Nearly two thirds of professionals responding to the latest Nuffield Family Justice Observatory (NFJO) rapid consultation feel that more needs to be done to ensure that remote hearings are fair and work smoothly.
A significant majority of parents (83%) meanwhile indicated that they had concerns with how their case had been dealt with, while nearly three quarters (73%) suggested that they did not feel supported during their hearing(s).
“For many parents this was because they did not have legal representation or other support: just under half (46%) did not have legal representation. Others raised concerns about not being able to be with their legal representative during the hearing and the difficulties communicating with them as a result,” the report said. Some parents indicated that they were not given a choice about how the hearing was conducted.
Concerns raised included the difficulties experienced by lay parties accessing technology to fully participate in hearings, the lack of legal and other support for parties before and during the hearing, concerns about privacy and confidentiality, and concerns about the particular communication needs of some parents not being met.
“There were also concerns about the way remote hearings were being run, with hearings being arranged at short notice, insufficient information provided in advance, hearings being rushed and court papers not being available. Both professionals and lay parties raised concerns about the impact of remote hearings on maintaining the authority of the court.”
As in previous research, the NFJO consultation found overall support for remote ‘administrative’ hearings (subject to caveats) such as case management hearings, first hearing dispute resolution appointments and also for initial and/or ex parte applications for non-molestation/occupation orders.
There was much less support for remote fact-finding hearings, hearings involving contested applications for interim care or contact orders, or final hearings.
The report found that many barristers, solicitors, local authority lawyers, social workers, Cafcass and Cafcass Cymru advisers and guardians highlighted the positive impact of remote hearings on their time and working patterns.
Other findings from the report included:
- Many hearings are still being conducted by phone, despite a majority of respondents expressing a preference for video hearings.
- The technology to support remote hearings had improved. There were, however, mixed experiences of Cloud Video Platform. Concerns about video technology normally related to the quality of connection and access to appropriate hardware. The vast majority of parents received no help in accessing the technology to take part in the hearing.
- Around half of parents and professionals who had attended a hearing in court felt that all the necessary safeguards were in place to ensure COVID-19 safety. Some felt that the restrictions were too strict and could be relaxed further, while others felt there were insufficient safeguards in place. A common concern was limited ventilation in court rooms.

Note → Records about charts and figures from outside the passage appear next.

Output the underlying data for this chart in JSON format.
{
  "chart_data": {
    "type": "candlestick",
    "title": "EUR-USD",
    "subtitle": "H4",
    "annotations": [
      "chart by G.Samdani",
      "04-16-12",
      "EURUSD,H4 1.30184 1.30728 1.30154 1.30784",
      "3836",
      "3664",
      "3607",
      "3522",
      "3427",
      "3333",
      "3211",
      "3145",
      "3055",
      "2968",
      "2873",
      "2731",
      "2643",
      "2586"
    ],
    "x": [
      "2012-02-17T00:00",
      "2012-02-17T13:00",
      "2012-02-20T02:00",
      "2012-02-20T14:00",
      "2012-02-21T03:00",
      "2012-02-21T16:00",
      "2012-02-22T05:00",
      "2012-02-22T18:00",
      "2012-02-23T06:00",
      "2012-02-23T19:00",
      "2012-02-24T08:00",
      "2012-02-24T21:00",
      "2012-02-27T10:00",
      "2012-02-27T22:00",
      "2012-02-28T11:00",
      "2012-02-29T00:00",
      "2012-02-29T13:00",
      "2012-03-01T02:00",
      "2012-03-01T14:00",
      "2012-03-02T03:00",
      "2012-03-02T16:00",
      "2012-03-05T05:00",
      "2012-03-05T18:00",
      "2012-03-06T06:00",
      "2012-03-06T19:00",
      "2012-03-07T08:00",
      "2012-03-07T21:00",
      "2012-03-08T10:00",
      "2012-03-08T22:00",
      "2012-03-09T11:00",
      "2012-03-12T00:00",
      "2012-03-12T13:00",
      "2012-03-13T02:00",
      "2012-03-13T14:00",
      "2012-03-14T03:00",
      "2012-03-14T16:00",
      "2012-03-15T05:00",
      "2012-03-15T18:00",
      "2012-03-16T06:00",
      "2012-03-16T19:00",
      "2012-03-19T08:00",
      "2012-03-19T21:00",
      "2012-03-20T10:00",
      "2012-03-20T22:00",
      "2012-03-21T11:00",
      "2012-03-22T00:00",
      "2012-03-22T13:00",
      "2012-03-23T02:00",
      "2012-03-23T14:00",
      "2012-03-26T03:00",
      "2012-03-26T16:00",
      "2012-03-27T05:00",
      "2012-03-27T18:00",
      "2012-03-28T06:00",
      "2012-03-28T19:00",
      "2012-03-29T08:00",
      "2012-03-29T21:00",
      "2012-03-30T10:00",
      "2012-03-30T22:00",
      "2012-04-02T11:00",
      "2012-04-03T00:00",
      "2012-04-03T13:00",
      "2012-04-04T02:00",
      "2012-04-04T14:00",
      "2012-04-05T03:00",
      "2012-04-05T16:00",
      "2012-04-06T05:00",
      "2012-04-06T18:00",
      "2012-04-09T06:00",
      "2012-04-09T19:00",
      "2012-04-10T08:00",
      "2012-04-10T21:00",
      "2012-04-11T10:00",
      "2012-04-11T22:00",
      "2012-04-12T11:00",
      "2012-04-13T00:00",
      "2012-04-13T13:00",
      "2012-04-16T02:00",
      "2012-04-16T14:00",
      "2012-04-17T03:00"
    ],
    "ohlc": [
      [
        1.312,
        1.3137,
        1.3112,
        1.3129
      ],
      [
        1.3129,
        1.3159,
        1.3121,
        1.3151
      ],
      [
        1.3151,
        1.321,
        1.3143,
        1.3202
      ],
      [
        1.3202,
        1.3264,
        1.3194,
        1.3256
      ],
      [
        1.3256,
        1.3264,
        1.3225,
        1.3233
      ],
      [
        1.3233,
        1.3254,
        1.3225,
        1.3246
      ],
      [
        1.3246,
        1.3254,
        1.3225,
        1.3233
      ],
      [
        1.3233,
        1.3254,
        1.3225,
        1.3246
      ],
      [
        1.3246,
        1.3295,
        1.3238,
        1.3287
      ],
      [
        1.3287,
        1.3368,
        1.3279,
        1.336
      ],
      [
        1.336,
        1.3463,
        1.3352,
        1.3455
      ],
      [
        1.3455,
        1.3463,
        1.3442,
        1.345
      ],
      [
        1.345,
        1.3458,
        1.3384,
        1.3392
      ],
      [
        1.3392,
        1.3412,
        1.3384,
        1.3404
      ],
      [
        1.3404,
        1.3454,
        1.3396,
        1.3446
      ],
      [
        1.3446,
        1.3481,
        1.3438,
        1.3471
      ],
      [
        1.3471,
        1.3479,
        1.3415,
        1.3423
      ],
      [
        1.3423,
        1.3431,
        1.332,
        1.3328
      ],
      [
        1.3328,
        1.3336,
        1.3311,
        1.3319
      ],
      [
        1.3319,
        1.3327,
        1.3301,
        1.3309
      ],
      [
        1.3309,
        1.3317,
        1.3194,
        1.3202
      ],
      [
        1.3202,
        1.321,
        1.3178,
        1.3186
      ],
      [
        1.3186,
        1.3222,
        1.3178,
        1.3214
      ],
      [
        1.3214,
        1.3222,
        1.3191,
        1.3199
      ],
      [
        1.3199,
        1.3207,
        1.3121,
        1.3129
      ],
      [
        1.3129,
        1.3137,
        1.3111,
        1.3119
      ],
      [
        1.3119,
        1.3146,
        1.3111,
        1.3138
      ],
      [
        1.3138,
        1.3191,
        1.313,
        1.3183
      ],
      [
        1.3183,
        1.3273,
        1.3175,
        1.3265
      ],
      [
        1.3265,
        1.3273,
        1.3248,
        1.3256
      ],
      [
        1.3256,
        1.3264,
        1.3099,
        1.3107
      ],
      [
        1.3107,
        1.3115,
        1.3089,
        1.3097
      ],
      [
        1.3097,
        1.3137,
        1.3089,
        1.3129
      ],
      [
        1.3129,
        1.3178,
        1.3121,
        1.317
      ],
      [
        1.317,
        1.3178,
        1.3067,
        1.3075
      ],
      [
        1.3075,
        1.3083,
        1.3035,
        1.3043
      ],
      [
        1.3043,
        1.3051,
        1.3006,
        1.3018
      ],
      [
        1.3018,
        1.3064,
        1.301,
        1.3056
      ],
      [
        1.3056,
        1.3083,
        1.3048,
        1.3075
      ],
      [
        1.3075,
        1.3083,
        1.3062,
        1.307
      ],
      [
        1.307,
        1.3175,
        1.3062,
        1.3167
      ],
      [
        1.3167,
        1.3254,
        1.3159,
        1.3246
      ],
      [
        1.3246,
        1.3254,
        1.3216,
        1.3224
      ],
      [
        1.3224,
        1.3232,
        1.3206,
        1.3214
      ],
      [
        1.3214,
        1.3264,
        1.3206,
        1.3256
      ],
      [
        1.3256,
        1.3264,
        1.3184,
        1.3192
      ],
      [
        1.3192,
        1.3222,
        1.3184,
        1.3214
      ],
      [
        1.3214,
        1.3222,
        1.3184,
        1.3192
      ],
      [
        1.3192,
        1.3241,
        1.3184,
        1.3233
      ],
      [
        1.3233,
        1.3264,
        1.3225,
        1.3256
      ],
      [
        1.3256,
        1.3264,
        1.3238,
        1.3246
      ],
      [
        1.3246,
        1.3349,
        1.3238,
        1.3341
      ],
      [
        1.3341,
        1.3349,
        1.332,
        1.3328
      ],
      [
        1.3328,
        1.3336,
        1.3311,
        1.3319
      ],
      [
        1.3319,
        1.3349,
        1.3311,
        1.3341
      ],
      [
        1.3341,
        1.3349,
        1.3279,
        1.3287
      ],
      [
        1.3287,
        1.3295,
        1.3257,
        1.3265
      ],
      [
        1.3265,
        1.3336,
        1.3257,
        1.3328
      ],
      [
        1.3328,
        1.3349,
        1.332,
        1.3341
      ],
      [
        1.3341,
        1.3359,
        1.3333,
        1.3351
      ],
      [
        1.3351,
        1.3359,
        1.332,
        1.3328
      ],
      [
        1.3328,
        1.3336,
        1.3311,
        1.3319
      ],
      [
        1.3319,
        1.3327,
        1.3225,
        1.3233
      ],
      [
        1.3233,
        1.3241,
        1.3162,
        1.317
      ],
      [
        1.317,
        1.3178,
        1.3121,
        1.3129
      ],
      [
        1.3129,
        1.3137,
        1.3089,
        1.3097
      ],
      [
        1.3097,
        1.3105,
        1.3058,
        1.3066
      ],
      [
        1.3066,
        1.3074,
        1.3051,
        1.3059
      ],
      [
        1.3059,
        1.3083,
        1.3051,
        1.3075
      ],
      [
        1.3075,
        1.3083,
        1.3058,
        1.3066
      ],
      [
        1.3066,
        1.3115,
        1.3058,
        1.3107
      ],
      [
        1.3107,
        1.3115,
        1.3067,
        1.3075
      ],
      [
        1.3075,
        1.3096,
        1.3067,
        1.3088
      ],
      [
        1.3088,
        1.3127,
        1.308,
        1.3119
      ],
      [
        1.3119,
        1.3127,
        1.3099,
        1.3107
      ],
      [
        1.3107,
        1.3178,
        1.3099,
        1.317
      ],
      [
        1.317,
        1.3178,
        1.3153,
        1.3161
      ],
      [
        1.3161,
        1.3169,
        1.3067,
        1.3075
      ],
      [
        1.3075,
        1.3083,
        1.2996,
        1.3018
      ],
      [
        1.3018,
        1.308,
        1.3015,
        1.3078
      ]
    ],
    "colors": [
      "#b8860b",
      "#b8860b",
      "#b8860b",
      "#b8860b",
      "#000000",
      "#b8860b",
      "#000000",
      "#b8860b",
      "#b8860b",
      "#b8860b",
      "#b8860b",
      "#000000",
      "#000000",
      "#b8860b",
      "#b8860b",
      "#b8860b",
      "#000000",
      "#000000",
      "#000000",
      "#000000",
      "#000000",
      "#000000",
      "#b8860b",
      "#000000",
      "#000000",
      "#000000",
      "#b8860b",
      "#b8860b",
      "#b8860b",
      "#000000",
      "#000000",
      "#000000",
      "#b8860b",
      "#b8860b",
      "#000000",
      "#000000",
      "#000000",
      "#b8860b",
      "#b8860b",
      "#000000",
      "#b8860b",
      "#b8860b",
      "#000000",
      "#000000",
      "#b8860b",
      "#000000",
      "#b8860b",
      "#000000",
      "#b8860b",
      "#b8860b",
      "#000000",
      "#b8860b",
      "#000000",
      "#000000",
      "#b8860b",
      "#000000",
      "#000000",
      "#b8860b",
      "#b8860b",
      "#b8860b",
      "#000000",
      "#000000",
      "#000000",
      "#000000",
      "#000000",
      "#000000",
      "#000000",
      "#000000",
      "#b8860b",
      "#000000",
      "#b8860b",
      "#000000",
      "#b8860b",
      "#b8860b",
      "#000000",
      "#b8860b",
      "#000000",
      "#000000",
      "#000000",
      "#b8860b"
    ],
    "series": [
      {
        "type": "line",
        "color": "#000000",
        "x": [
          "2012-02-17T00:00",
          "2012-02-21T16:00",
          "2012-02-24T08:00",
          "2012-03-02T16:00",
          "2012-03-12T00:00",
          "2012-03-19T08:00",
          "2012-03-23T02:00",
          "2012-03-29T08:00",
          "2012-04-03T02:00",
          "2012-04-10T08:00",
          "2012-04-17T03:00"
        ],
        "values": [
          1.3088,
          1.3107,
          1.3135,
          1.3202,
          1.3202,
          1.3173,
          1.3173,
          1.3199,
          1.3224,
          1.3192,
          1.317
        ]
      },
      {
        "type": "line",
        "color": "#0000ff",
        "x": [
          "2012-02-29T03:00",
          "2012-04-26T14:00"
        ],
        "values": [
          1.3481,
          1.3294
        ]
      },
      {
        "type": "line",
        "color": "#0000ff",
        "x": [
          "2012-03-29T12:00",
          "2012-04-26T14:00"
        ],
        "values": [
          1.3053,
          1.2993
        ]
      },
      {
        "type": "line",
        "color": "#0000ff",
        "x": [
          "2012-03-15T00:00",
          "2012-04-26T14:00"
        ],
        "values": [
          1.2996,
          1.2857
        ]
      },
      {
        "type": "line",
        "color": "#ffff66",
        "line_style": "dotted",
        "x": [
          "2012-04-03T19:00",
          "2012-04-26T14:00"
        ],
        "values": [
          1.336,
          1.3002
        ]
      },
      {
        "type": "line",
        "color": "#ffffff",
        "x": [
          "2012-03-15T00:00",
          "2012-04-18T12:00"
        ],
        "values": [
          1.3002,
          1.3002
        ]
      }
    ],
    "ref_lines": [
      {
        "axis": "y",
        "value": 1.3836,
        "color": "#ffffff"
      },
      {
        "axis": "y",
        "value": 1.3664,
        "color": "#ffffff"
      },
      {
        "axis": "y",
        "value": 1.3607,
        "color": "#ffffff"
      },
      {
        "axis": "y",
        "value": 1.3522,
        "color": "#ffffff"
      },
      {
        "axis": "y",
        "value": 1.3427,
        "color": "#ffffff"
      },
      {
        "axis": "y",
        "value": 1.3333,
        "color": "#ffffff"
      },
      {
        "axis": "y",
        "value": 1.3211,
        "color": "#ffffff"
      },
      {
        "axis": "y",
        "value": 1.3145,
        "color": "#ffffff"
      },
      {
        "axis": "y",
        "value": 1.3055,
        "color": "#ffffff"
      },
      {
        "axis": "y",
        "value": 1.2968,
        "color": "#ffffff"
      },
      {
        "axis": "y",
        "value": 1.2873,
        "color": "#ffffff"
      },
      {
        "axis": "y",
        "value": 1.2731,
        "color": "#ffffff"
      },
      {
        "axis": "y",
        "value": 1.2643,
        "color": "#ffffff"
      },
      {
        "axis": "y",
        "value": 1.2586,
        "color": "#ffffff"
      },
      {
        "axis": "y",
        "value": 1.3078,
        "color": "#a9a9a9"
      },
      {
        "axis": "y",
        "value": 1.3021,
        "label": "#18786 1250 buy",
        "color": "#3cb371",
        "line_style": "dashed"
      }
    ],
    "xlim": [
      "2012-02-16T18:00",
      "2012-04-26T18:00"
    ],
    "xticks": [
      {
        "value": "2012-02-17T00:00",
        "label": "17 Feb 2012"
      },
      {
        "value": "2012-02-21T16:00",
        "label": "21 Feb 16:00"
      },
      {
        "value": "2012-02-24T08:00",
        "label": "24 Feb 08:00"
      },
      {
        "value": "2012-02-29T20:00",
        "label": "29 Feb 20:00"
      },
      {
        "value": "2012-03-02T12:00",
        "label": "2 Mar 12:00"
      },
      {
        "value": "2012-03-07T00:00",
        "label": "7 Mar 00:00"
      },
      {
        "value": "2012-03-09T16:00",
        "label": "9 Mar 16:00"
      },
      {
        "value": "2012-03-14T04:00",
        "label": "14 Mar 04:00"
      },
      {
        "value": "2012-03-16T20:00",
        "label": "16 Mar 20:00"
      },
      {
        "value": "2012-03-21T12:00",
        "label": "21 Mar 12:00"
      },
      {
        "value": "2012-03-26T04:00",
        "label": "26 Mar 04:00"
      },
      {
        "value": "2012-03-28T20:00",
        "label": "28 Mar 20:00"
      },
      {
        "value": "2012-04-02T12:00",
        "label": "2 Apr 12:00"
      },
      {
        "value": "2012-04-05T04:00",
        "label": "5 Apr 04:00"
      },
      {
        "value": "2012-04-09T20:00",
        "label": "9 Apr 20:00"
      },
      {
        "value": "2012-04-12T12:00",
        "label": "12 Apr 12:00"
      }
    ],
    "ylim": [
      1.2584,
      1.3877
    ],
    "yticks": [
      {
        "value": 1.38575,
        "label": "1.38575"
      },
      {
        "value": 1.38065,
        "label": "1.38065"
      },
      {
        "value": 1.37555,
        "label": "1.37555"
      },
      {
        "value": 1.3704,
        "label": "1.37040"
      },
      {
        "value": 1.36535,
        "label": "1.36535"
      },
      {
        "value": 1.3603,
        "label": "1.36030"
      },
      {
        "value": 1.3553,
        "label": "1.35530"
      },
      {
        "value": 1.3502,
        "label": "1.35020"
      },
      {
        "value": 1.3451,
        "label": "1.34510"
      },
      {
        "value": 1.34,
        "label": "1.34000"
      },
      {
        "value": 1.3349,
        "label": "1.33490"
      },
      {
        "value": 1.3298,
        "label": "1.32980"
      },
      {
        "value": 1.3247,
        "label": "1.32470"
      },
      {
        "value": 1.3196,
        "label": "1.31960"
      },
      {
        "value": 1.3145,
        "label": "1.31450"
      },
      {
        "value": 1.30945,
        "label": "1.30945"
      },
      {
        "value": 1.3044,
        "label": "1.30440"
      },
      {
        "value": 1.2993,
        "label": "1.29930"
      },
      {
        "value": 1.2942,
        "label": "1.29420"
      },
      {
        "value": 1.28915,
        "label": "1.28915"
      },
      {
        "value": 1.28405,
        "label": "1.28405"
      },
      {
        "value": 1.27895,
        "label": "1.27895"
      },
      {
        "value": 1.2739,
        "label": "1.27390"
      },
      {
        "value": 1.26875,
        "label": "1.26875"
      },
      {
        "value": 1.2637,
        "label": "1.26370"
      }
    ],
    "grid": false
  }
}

- Suggestions about how remote hearings could be better run, including making sure lay parties and their representatives were better prepared for the hearing, checking access to technology/links before the start of the hearing, providing better written guidance to parents and professionals and improving the technology.
- While many professionals suggested there should be more places where parents could go to be with their legal representative or other support to attend the hearing remotely, only 4 of the 174 parents who responded to the consultation indicated that they had been provided somewhere to attend the hearing.
More than 3,200 professionals (lawyers, magistrates, judges, social workers and others in the family justice system), parents and other family members from across England and Wales took part in the rapid consultation, the findings of which will be used to inform post-pandemic recovery planning by the President of the Family Division.
Lisa Harker, director of Nuffield Family Justice Observatory, said: “There is a clear disconnect between the measures professionals can see would help remote hearings run more smoothly – particularly for parents and family members – and what is still happening in some family courts.
“Many of the suggestions for improvements are neither complicated nor new, so it is vital to understand why they are not being put into practice. Families must feel that they have had fair access to justice in what are some of the most life-changing cases heard in courts – and that must apply to remote hearings too.”